Natürlich ist die Angst vor dem Verlust des Eigentums ein wesentlicher Bestandteil rassistischer Argumentation, und natürlich ist die Ausländer-Raus-Politik auch eine zur Absicherung des eigenen Wohlstands. Trotzdem ist Rassismus mehr. In Diskussionen mit der Zittauer Bevölkerung war die Angst vor dem Verlust des Arbeitsplatzes oder vor Diebstählen in der Laubenkolonie nur ein Argument unter anderen. Gerade die Furcht vor "Überfremdung", vor den "anderen Kulturen" wurde immer wieder vorgebracht.

Am Ende scheint die soziale Angst auch eine Ausrede der Rassisten für ihren Rassismus zu sein. Die Argumentation kann schnell in eine Debatte wie die um Gollwitz münden, als ostdeutsche Parteikommunisten die rassistischen Ausbrüche der Gollwitzer Dorfbevölkerung relativierten: Das seien doch nur Opfer der sozialen Krise. Deshalb ist es wichtig, die rassistische Bevölkerung nicht als Krisenopfer und potentiellen Bündnispartner, sondern vor allem als Täter zu bezeichnen.

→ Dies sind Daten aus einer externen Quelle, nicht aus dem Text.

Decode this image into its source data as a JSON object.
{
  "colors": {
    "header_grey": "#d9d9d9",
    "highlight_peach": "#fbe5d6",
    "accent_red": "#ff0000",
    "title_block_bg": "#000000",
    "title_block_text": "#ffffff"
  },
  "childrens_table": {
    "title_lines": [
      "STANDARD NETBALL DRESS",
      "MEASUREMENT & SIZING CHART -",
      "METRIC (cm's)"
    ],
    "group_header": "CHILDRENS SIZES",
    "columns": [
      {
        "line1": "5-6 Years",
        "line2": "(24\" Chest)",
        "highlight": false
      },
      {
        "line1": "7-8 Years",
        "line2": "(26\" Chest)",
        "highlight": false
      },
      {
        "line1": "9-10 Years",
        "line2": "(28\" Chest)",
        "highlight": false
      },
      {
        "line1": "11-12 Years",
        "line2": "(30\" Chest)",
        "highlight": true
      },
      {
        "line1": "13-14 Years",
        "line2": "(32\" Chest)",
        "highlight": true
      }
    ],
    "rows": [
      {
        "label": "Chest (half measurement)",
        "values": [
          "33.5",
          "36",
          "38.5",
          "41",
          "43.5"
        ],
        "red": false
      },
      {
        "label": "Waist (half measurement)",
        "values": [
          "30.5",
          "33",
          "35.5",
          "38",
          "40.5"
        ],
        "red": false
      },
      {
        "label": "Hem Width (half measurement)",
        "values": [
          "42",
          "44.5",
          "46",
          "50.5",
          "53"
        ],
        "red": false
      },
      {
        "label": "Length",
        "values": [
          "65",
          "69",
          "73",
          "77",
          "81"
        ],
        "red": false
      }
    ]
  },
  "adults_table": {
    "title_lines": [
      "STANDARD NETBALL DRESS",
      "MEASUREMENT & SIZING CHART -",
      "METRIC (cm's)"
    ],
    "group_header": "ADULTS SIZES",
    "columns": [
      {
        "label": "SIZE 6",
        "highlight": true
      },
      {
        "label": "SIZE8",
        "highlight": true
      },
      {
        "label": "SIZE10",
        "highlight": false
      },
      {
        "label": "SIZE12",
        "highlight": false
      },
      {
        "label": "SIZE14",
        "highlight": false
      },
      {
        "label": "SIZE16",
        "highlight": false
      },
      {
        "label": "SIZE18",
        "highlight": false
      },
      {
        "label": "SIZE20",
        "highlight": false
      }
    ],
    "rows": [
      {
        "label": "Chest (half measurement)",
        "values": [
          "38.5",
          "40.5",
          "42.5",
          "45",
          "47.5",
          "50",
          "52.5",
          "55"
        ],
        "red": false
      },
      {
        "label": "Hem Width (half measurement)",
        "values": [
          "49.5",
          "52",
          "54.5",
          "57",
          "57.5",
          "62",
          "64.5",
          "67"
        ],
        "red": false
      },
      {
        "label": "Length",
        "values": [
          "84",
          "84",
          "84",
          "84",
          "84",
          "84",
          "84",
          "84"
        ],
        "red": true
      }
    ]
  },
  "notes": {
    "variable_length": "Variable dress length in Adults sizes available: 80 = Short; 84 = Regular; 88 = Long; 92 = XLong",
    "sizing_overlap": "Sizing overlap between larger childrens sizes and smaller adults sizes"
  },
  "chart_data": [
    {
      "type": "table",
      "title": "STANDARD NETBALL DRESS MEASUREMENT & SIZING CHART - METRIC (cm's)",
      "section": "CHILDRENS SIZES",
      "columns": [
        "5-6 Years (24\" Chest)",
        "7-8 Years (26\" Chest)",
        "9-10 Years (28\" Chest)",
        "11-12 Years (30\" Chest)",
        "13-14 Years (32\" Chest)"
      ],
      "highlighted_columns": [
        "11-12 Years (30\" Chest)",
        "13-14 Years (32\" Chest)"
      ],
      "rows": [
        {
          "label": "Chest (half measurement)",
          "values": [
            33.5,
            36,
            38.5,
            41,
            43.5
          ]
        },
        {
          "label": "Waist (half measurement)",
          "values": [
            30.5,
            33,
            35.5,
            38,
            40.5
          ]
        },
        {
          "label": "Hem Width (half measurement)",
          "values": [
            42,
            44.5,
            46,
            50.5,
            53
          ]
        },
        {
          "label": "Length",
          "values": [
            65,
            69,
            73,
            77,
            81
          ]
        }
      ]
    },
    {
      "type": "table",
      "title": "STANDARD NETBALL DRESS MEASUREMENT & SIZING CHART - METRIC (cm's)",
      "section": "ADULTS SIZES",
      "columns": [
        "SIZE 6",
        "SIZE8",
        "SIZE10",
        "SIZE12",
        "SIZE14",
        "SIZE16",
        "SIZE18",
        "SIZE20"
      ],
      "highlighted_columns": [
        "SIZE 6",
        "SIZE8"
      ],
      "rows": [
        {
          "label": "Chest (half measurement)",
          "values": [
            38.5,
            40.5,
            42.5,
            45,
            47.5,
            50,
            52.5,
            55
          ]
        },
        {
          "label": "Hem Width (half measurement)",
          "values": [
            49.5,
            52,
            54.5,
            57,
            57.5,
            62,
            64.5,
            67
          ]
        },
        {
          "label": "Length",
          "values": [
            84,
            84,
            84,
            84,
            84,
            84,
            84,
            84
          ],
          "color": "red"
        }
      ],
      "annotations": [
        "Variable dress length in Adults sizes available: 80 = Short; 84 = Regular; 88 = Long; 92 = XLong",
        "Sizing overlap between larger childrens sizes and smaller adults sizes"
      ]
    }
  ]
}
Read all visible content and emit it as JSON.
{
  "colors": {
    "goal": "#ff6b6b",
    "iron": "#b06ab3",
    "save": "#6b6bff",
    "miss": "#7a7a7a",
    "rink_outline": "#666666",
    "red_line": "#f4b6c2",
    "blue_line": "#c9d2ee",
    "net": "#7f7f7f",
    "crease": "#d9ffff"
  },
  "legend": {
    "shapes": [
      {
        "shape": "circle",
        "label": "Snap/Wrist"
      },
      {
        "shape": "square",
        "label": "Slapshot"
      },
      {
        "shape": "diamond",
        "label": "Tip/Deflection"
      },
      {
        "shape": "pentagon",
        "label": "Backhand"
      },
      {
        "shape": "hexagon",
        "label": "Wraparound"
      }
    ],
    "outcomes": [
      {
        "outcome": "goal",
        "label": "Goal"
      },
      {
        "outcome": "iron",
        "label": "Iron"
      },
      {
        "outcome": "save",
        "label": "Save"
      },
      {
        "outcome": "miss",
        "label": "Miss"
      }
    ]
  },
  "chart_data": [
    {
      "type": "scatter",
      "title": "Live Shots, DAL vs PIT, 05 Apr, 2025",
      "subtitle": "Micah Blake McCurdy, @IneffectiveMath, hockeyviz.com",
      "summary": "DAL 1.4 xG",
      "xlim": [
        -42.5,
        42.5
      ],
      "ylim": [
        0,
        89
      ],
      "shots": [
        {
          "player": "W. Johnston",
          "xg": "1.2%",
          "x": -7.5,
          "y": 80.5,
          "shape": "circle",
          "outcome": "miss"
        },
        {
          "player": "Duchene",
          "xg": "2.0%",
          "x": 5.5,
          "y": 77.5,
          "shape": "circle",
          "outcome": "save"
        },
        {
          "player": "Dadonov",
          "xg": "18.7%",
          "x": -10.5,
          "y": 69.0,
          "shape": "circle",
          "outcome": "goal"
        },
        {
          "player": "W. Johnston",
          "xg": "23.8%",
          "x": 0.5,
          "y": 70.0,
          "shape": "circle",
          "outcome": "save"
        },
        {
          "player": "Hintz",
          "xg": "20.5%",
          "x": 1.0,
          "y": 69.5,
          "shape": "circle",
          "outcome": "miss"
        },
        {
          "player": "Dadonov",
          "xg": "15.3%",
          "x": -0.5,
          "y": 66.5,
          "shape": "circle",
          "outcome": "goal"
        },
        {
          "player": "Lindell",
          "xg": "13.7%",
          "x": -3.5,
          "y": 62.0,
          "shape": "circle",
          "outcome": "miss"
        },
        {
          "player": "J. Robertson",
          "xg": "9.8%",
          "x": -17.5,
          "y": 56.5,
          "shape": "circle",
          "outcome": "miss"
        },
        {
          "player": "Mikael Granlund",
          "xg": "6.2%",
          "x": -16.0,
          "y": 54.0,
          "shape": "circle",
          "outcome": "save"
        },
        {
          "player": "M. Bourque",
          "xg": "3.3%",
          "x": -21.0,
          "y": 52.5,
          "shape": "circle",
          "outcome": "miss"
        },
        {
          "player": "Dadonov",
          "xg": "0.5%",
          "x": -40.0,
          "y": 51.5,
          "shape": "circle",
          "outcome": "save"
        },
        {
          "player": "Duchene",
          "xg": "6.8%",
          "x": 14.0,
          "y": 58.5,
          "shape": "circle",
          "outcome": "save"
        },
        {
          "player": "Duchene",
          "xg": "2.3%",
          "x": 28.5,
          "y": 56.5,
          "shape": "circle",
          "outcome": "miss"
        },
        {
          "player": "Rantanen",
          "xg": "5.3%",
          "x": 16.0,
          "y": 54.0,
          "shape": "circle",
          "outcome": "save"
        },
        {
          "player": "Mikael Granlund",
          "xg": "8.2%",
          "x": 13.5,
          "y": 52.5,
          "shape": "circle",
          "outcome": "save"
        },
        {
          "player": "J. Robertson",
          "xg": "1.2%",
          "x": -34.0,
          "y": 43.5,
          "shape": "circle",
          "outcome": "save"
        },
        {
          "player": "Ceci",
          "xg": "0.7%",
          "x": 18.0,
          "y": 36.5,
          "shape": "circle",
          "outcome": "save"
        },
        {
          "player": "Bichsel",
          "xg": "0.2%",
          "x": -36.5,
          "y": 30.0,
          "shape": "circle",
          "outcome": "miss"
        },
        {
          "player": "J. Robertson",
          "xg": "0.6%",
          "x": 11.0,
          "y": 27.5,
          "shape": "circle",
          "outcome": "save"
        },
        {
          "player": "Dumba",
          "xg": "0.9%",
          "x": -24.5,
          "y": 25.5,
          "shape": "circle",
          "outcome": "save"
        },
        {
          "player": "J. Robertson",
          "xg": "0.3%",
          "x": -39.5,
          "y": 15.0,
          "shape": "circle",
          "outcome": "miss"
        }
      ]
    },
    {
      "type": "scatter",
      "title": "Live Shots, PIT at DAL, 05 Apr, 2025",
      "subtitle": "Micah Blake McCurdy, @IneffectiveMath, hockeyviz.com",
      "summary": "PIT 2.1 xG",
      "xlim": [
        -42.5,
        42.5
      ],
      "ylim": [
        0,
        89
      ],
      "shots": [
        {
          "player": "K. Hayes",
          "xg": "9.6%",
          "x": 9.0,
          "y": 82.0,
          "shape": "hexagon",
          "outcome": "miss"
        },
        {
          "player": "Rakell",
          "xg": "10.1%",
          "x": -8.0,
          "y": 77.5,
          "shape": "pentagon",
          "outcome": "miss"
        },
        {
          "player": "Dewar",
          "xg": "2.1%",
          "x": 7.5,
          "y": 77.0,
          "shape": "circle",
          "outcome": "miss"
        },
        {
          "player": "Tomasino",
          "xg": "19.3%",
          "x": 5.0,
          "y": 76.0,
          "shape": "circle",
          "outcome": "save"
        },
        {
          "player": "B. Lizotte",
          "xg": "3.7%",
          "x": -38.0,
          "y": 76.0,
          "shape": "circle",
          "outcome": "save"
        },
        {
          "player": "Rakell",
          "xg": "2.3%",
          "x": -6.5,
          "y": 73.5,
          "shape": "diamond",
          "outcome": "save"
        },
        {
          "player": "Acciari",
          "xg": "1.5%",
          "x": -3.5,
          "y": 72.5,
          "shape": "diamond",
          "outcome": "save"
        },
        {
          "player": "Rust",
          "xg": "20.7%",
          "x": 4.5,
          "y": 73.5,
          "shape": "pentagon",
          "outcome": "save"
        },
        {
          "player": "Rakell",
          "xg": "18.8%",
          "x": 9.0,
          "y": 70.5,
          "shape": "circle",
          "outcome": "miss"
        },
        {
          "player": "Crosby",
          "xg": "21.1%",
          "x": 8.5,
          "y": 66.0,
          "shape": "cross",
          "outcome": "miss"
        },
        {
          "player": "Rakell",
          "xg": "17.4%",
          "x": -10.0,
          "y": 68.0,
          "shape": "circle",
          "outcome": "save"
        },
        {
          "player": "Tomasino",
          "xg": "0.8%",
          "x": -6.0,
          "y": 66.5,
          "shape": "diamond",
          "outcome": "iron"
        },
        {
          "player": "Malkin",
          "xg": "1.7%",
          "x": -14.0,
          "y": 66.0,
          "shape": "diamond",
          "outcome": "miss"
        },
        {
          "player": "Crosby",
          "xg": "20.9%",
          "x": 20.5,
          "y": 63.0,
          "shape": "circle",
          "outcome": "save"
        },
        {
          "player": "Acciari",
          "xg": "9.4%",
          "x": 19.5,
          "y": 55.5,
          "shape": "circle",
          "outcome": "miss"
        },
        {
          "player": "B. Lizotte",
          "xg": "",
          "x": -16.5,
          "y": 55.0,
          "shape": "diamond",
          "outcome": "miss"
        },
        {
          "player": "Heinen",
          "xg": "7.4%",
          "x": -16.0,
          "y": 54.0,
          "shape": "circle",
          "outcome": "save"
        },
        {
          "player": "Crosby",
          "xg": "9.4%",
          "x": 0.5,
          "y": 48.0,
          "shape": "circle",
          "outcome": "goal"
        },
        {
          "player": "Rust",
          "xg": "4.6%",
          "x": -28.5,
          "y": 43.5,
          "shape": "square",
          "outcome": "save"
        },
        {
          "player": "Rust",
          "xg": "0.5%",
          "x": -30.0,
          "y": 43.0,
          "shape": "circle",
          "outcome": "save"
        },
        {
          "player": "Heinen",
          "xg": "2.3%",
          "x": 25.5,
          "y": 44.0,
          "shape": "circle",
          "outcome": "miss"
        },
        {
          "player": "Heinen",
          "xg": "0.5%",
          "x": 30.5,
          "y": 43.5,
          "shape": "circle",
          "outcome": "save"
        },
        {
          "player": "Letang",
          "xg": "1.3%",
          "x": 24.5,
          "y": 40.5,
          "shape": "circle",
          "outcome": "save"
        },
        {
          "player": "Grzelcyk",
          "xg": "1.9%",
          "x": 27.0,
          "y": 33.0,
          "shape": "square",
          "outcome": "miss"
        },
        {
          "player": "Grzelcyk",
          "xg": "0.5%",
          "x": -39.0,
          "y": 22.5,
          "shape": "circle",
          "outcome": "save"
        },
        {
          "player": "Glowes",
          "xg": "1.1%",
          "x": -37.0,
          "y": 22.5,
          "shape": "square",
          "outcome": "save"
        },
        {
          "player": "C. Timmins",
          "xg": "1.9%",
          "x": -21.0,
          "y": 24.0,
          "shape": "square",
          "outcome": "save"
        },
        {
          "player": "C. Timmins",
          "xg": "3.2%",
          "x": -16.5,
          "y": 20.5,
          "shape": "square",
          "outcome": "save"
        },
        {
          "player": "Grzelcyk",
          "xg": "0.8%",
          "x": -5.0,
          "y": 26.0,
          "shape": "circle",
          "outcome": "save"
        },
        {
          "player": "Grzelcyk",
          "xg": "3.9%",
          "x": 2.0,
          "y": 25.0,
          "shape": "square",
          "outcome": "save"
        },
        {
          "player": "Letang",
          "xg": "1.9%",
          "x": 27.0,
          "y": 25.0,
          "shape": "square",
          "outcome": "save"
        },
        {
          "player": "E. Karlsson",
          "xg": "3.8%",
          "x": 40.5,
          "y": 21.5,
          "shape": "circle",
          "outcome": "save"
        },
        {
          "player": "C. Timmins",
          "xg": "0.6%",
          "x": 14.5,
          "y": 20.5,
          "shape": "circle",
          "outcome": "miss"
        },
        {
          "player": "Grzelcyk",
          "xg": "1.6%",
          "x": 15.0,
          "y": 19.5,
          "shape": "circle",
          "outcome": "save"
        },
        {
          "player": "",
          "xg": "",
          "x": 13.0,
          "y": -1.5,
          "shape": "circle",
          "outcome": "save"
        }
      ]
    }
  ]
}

Daß all diese Diskussionen nicht wirklich ausgetragen, zum größten Teil nur angerissen wurden, kann man als Manko des Camps bezeichnen. Es läßt sich aber auch anders sehen: Viele AktivistInnen wurden erstmals mit diesen Fragen konfrontiert, die Verbindung mit Aktionen machte die Diskussion konkret, es kam zu dauerhaften Initiativen. Zudem hat in der Region Zittau das Camp wochenlang die Schlagzeilen beherrscht, es hat den BGS und die Nazis gestört, ist den BürgerInnen auf die Pelle gerückt - was will man mehr?